Why CoyIM was created - Too Many Features in Other Applications

Feb 11, 2022

We are very close to release version 0.4 of CoyIM. In fact, at the time of writing this article, we are scheduled to release this version two weeks from now. And as we have detailed in many different articles, the release contains a huge number of improvements, new features and fixes. And while we are extremely proud of all this work, it is also important to look back at the origins of CoyIM to understand why it exists and why we have made some unconventional choices, both in this release and in previous versions. Specifically, we are very proud of all these improvements and new features. But we are also very proud of the features we have not added.

That might sound weird. The general paradigm out there is that you measure your worth based on the amount of features you have. And if that is your measure, CoyIM will absolutely disappoint. If you compare CoyIM to other similar applications, basically all of them have a huge number of features that CoyIM lacks. As a small example, when considering how to add file and directory transfer for this release, we wanted to evaluate the options in order to minimize the amount of features we added. To implement it we decided to use a part of XMPP called Stream Inititation. And if you have read the article describing what’s new in CoyIM with a focus on file transfer, you might remember that we could have added file transfer in two ways - either using Stream Initiation, or using something called Jingle. Most other applications would likely have chosen to implement Jingle, since that is the newer standard. And in fact, most XMPP applications out there do implement Jingle. They also implement Stream Initiation. Because why not? Better to have both implemented, right? Well. We as the developers of CoyIM believe this is the wrong way of thinking. And more specifically, it is a problematic approach when dealing with high security situations. So, in this case, we chose to implement the older standard and not the newer standard. The logic was quite simple. The older standard is smaller, and easier to implement in a consice way that doesn’t add a lot of complexity. The Jingle standard contains many more moving elements, meaning that the implementation would have been larger - and the attack surface would have increased as well. So when choosing between the two, the older standard came with a lower risk for our users. And implementing both of them would have meant even more complexity, for no real benefit to our users. The more code, the more risk. The more complexity, the more risk. And the more things that can interact in different ways, the larger the attack surface.

As we described in the post about how CoyIM came about, one of the main alternatives for secure messaging at that time was Pidgin. But one of the reasons we felt quite uncomfortable with Pidgin was exactly that it contained a large amount of functionality. In fact, Pidgin supports many different communication protocols, not just XMPP. It supports a huge range of standards. It supports all kinds of media types, including emojis. In fact, it is so complicated that it has a complete plugin system which allows users to install custom functionality of various kinds. Now, complexity is not only about each individual piece of functionality but also about how they can interact with each other. It’s the combinatorial explosion that leads to a huge increase in attack surface. And the way Pidgin is built leads to exactly this.

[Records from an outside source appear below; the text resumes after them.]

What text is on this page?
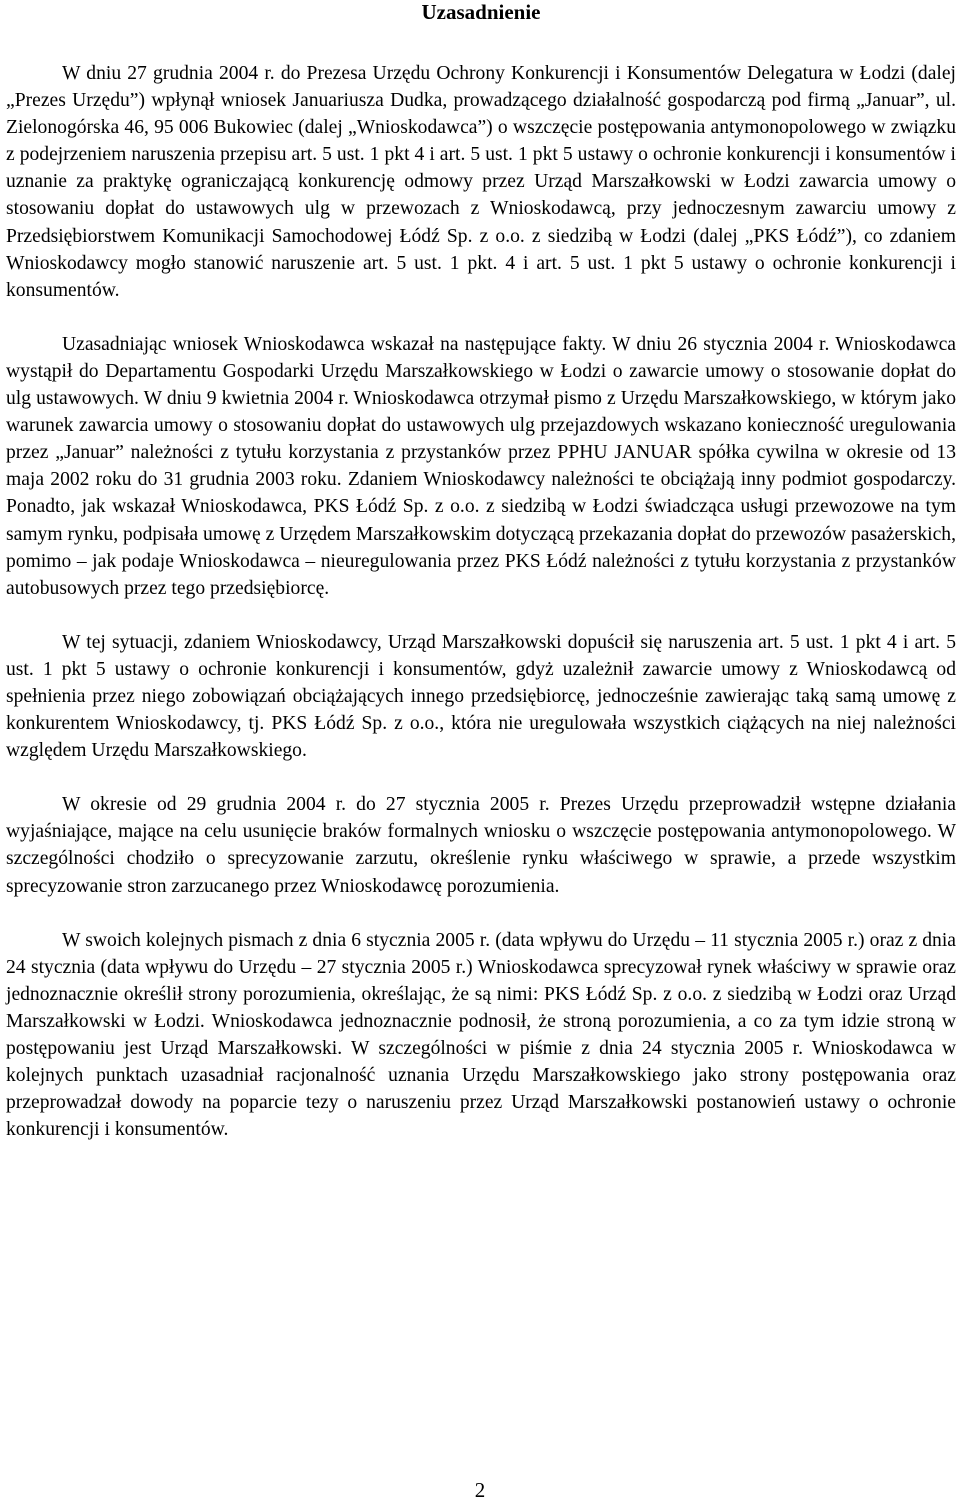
Uzasadnienie

W dniu 27 grudnia 2004 r. do Prezesa Urzędu Ochrony Konkurencji i Konsumentów Delegatura w Łodzi (dalej „Prezes Urzędu”) wpłynął wniosek Januariusza Dudka, prowadzącego działalność gospodarczą pod firmą „Januar”, ul. Zielonogórska 46, 95 006 Bukowiec (dalej „Wnioskodawca”) o wszczęcie postępowania antymonopolowego w związku z podejrzeniem naruszenia przepisu art. 5 ust. 1 pkt 4 i art. 5 ust. 1 pkt 5 ustawy o ochronie konkurencji i konsumentów i uznanie za praktykę ograniczającą konkurencję odmowy przez Urząd Marszałkowski w Łodzi zawarcia umowy o stosowaniu dopłat do ustawowych ulg w przewozach z Wnioskodawcą, przy jednoczesnym zawarciu umowy z Przedsiębiorstwem Komunikacji Samochodowej Łódź Sp. z o.o. z siedzibą w Łodzi (dalej „PKS Łódź”), co zdaniem Wnioskodawcy mogło stanowić naruszenie art. 5 ust. 1 pkt. 4 i art. 5 ust. 1 pkt 5 ustawy o ochronie konkurencji i konsumentów.

Uzasadniając wniosek Wnioskodawca wskazał na następujące fakty. W dniu 26 stycznia 2004 r. Wnioskodawca wystąpił do Departamentu Gospodarki Urzędu Marszałkowskiego w Łodzi o zawarcie umowy o stosowanie dopłat do ulg ustawowych. W dniu 9 kwietnia 2004 r. Wnioskodawca otrzymał pismo z Urzędu Marszałkowskiego, w którym jako warunek zawarcia umowy o stosowaniu dopłat do ustawowych ulg przejazdowych wskazano konieczność uregulowania przez „Januar” należności z tytułu korzystania z przystanków przez PPHU JANUAR spółka cywilna w okresie od 13 maja 2002 roku do 31 grudnia 2003 roku. Zdaniem Wnioskodawcy należności te obciążają inny podmiot gospodarczy. Ponadto, jak wskazał Wnioskodawca, PKS Łódź Sp. z o.o. z siedzibą w Łodzi świadcząca usługi przewozowe na tym samym rynku, podpisała umowę z Urzędem Marszałkowskim dotyczącą przekazania dopłat do przewozów pasażerskich, pomimo – jak podaje Wnioskodawca – nieuregulowania przez PKS Łódź należności z tytułu korzystania z przystanków autobusowych przez tego przedsiębiorcę.

W tej sytuacji, zdaniem Wnioskodawcy, Urząd Marszałkowski dopuścił się naruszenia art. 5 ust. 1 pkt 4 i art. 5 ust. 1 pkt 5 ustawy o ochronie konkurencji i konsumentów, gdyż uzależnił zawarcie umowy z Wnioskodawcą od spełnienia przez niego zobowiązań obciążających innego przedsiębiorcę, jednocześnie zawierając taką samą umowę z konkurentem Wnioskodawcy, tj. PKS Łódź Sp. z o.o., która nie uregulowała wszystkich ciążących na niej należności względem Urzędu Marszałkowskiego.

W okresie od 29 grudnia 2004 r. do 27 stycznia 2005 r. Prezes Urzędu przeprowadził wstępne działania wyjaśniające, mające na celu usunięcie braków formalnych wniosku o wszczęcie postępowania antymonopolowego. W szczególności chodziło o sprecyzowanie zarzutu, określenie rynku właściwego w sprawie, a przede wszystkim sprecyzowanie stron zarzucanego przez Wnioskodawcę porozumienia.

W swoich kolejnych pismach z dnia 6 stycznia 2005 r. (data wpływu do Urzędu – 11 stycznia 2005 r.) oraz z dnia 24 stycznia (data wpływu do Urzędu – 27 stycznia 2005 r.) Wnioskodawca sprecyzował rynek właściwy w sprawie oraz jednoznacznie określił strony porozumienia, określając, że są nimi: PKS Łódź Sp. z o.o. z siedzibą w Łodzi oraz Urząd Marszałkowski w Łodzi. Wnioskodawca jednoznacznie podnosił, że stroną porozumienia, a co za tym idzie stroną w postępowaniu jest Urząd Marszałkowski. W szczególności w piśmie z dnia 24 stycznia 2005 r. Wnioskodawca w kolejnych punktach uzasadniał racjonalność uznania Urzędu Marszałkowskiego jako strony postępowania oraz przeprowadzał dowody na poparcie tezy o naruszeniu przez Urząd Marszałkowski postanowień ustawy o ochronie konkurencji i konsumentów.

2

In CoyIM, we decided early that we would only implement whatever was absolutely necessary. This means that the basic communication is done only in text. We don’t support more fancy communication methods. We don’t allow users to highlight text or change the font or anything along those lines. And we only support XMPP as a communication protocol and OTR as an end-to-end encryption protocol. This is to minimize the risk of combinations leading to unexpected interactions and more possibilities of attack. This is why we do not want to add other encryption protocols - since that would mean a multiplication of interactions.

In the same manner, we do not implement all the different extensions to XMPP that are available. In some cases, we decided against them because they reveal information about the user. In other cases, we felt that implementing them was not worth it, compared to the extra functionality for the user. We also do not support plugins for extra functionality. Of course, all of these things have value for the user, but they also bring complexity, making it less likely that we can protect you well. This is incidentally related to our decision to make CoyIM a completely separate application using GTK for drawing the windows. These days, most applications of this type are done using different kinds of web technology. Sometimes, they run directly in the browser, and sometimes they make their own windows but under the covers still use the browser. But a browser comes with a huge amount of functionality, and an attack surface that is hard to control. For this reason, we made the choice to not use this kind of technology for CoyIM, in an effort to try to reduce and manage the risk for our users.

In summary. CoyIM will never have some features that you might find in other chat applications. CoyIM might not look as fancy as some others. We will not support sending emojis or inlines images. We will never support other communication protocols. Fundamentally, this is done to reduce the complexity of the application and minimize the attack surface. CoyIM v0.4 has many improvements, but that’s nothing compared to everything we decided not to do. We will continue making decisions this way - we believe it’s the only responsible way to manage a security-focused application.